A flavorful and incredibly easy chicken shawarma recipe that’s perfect for busy weeknights. The slow cooker does the work, resulting in tender, juicy chicken infused with aromatic shawarma spices.

  • Prep Time: 15 minutes
  • Cook Time: 4 hours
  • Total Time: 4 hours 15 minutes
  • Yield: 8 people

Ingredients

Scale

Main ingredients

  • 2 pounds boneless, skinless chicken thighs
  • 4 cloves garlic (minced)

Spice Marinade

  • 2 teaspoons ground cumin
  • 2 teaspoons ground paprika
  • 1 teaspoon ground turmeric
  • 1 teaspoon ground coriander
  • 1 teaspoon ground cinnamon
  • 1 teaspoon cayenne pepper (adjust to spice preference)
  • 1 teaspoon salt
  • 0.5 teaspoon black pepper

Marinade Liquid

  • 0.25 cup olive oil
  • 0.25 cup plain yogurt
  • 2 tablespoons apple cider vinegar
  • 1 juice of lemon

For Serving

  • fresh parsley (chopped)
  • pita bread (warm)
  • fresh vegetables (e.g., lettuce, tomatoes, onions, cucumbers)
  • optional toppings (e.g., tahini sauce, hummus, tzatziki)

Instructions

  1. In a medium-sized bowl, combine all the ground spices: cumin, paprika, turmeric, coriander, cinnamon, cayenne pepper, salt, and black pepper. Whisk to combine.
  2. Add the chicken thighs and minced garlic to the bowl with the spices. Toss to coat each piece of chicken evenly.
  3. In a separate small bowl, whisk together the olive oil, plain yogurt, apple cider vinegar, and lemon juice until smooth and creamy.
  4. Pour the liquid marinade over the spice-coated chicken and toss gently to combine.
  5. Transfer the chicken and all the marinade to the slow cooker, spreading it out evenly.
  6. Cook on low for 4-6 hours or on high for 2-3 hours, until the chicken is very tender and cooked through.
  7. Remove the chicken from the slow cooker and place it on a cutting board or in a shallow dish.
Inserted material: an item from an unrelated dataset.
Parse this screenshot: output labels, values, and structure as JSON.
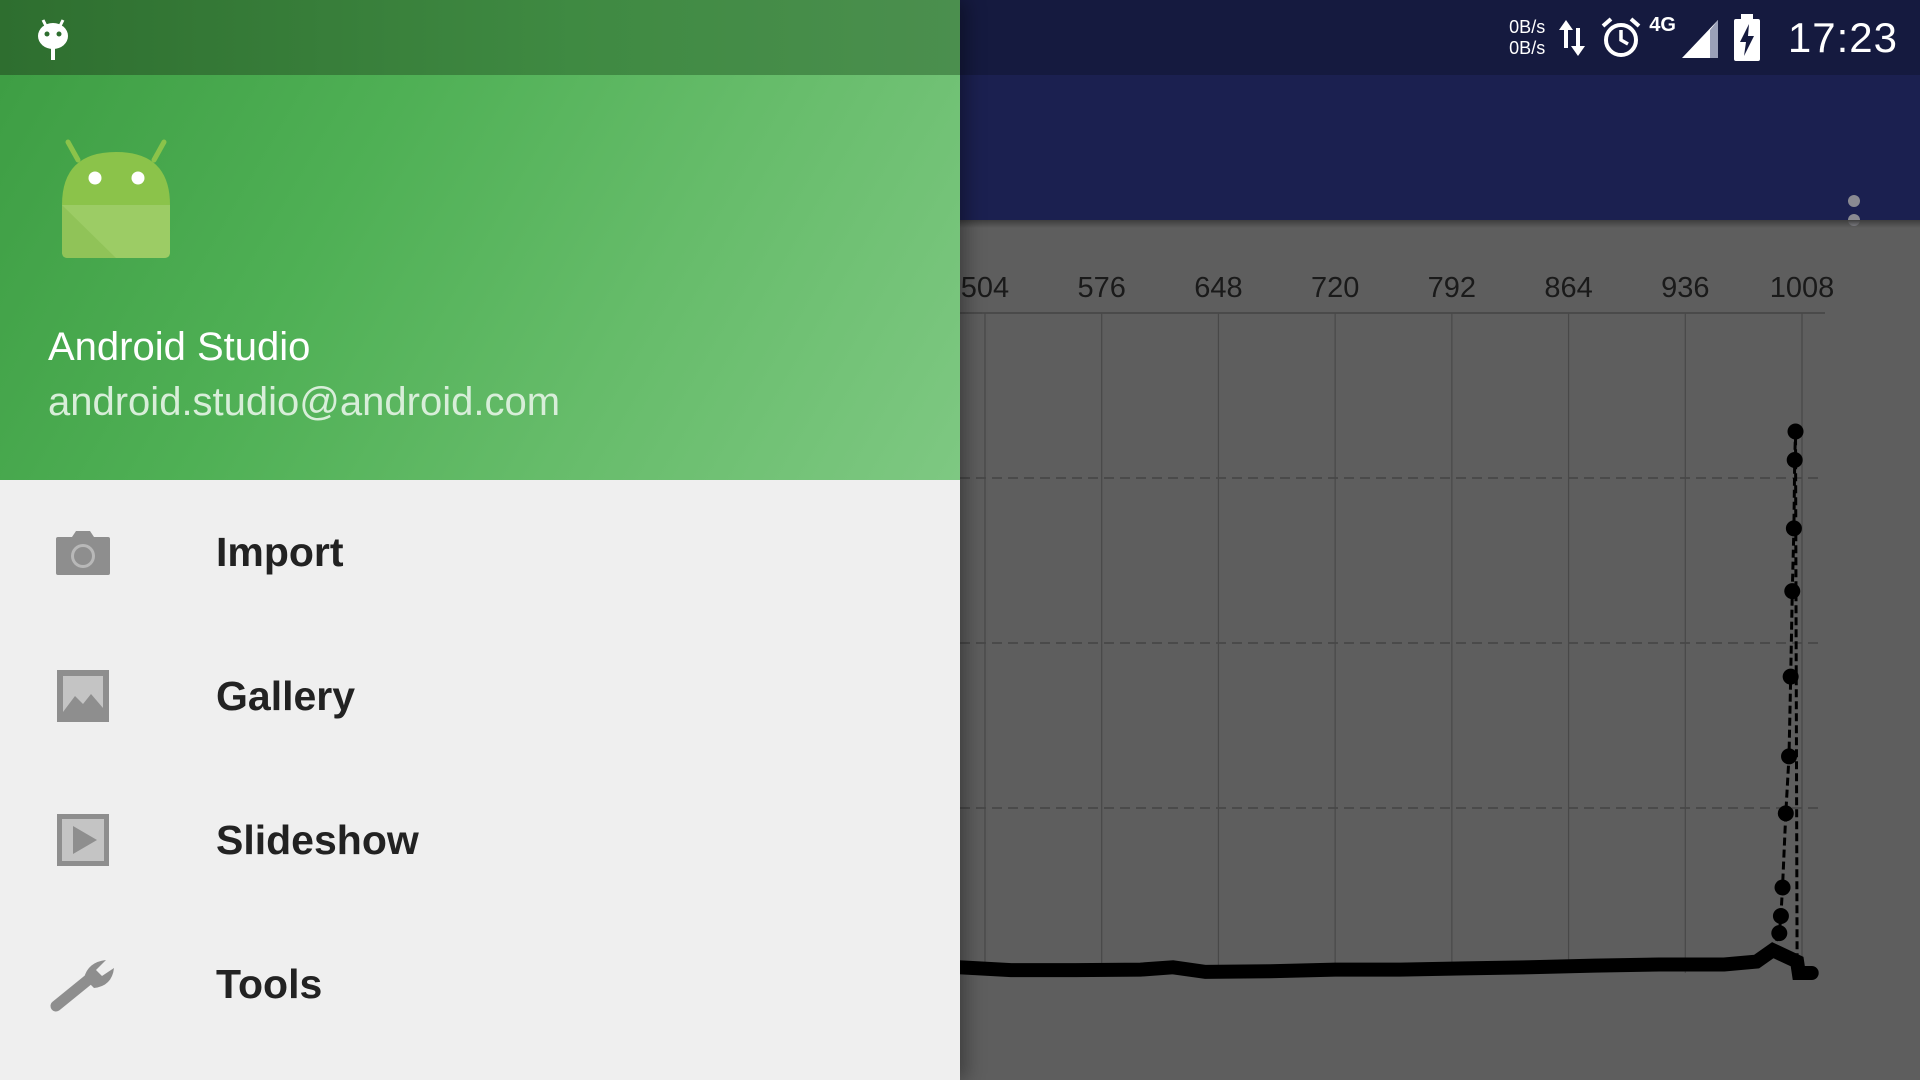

Shred the chicken using two forks.
  8. Return the shredded chicken to the slow cooker and stir to combine with the juices.
  9. Serve the chicken shawarma in warm pita bread with your favorite fresh vegetables, chopped parsley, and optional toppings.

Notes

For extra crispy edges, spread shredded chicken on a baking sheet and broil for a few minutes, watching carefully to prevent burning.